# Measure theory

1. Dec 7, 2009

### zeebo17

I just started learning some basic measure theory.

Could someone explain the difference between $$\overline{F(A \times A)}$$ and $$\overline{F(A) \times F(A)}$$ where A is a finite set. Also, how would this be different in A was an countably infinite set?

Thanks!

2. Dec 7, 2009

### rochfor1

What is F(A)? This is not standard notation; you need to explain it before we can help.

3. Dec 7, 2009

### zeebo17

I'm not sure, the book refers to F(A) as the power set.

4. Dec 7, 2009

### rochfor1

Ok, then what's the bar over them? I figured there would be some sort of topological thing involved. Without the bars, say |A|=n. Then $$|A \times A|=n^2$$ and $$|F(A)|=2^n$$, so $$|F(A) \times F(A)|=(2^n)^2=4^n$$, but $$|F(A \times A)|=2^{ ( n^2 ) }$$, so these sets have different cardinality. If you let me know what the bar is, I can say more.

5. Dec 7, 2009

### zeebo17

The bar means the number of elements in that set.
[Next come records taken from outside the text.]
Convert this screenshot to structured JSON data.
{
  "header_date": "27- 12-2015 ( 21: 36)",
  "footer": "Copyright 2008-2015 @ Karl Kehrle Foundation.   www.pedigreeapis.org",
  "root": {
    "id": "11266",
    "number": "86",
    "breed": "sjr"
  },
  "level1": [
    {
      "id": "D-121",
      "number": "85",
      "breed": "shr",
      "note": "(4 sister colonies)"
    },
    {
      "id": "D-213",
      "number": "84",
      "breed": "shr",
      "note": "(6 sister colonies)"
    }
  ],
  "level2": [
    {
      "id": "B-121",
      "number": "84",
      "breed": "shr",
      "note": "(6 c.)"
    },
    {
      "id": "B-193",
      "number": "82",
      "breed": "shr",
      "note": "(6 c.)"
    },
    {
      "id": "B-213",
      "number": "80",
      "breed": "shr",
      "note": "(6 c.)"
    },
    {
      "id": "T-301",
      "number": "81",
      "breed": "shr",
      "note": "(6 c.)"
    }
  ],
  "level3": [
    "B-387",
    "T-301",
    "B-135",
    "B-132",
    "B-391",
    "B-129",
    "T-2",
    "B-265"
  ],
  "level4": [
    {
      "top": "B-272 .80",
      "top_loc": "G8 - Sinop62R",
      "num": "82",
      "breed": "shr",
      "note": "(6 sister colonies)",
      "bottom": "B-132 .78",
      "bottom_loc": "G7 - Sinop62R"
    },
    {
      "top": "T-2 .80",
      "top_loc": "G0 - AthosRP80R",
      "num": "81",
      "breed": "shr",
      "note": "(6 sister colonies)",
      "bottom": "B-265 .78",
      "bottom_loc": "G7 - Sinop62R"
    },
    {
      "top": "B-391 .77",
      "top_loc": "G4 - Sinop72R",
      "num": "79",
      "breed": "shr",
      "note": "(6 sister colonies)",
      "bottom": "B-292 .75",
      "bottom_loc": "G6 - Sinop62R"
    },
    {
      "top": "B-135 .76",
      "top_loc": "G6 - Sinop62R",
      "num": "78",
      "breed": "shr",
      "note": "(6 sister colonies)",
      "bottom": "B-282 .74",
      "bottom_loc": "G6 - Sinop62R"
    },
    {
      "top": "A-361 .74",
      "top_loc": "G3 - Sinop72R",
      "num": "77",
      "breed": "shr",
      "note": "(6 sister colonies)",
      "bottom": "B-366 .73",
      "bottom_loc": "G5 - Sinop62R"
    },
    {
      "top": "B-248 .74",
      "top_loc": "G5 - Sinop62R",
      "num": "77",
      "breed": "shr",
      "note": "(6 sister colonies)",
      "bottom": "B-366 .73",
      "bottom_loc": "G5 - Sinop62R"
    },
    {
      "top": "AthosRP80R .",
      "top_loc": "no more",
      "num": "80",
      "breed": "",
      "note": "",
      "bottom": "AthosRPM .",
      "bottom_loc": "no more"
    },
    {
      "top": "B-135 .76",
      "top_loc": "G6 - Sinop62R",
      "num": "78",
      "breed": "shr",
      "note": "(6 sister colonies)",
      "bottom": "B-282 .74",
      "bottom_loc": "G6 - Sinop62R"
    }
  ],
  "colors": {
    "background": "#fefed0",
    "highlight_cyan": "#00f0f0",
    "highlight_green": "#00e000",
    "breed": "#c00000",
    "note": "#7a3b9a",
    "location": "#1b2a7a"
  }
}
I'm trying to understand what the difference is between $$\overline{F(A \times A)}$$ and $$\overline{F(A) \times F(A)}$$ so I can determine which has the most elements or which is "bigger'."

6. Dec 7, 2009

### rochfor1

Ah well I used |A| for the number of elements of A. Note that |F(A)|=2^|A|. Try proving this; it shouldn't be very hard.

7. Dec 7, 2009

### zeebo17

Ok, great- Thanks! I think I can get the rest from there.

The other thing I was wondering about was how to deal with that when A it is instead a countably infinite set. My book says that they would be equal in this case, but I'm not sure I see how.

8. Dec 7, 2009

### Hurkyl

Staff Emeritus
Again, it's just arithmetic of cardinal numbers. The set structure doesn't matter -- replace the sets with cardinal numbers, and the set arithmetic operations with the appropriate cardinal arithmetic operators.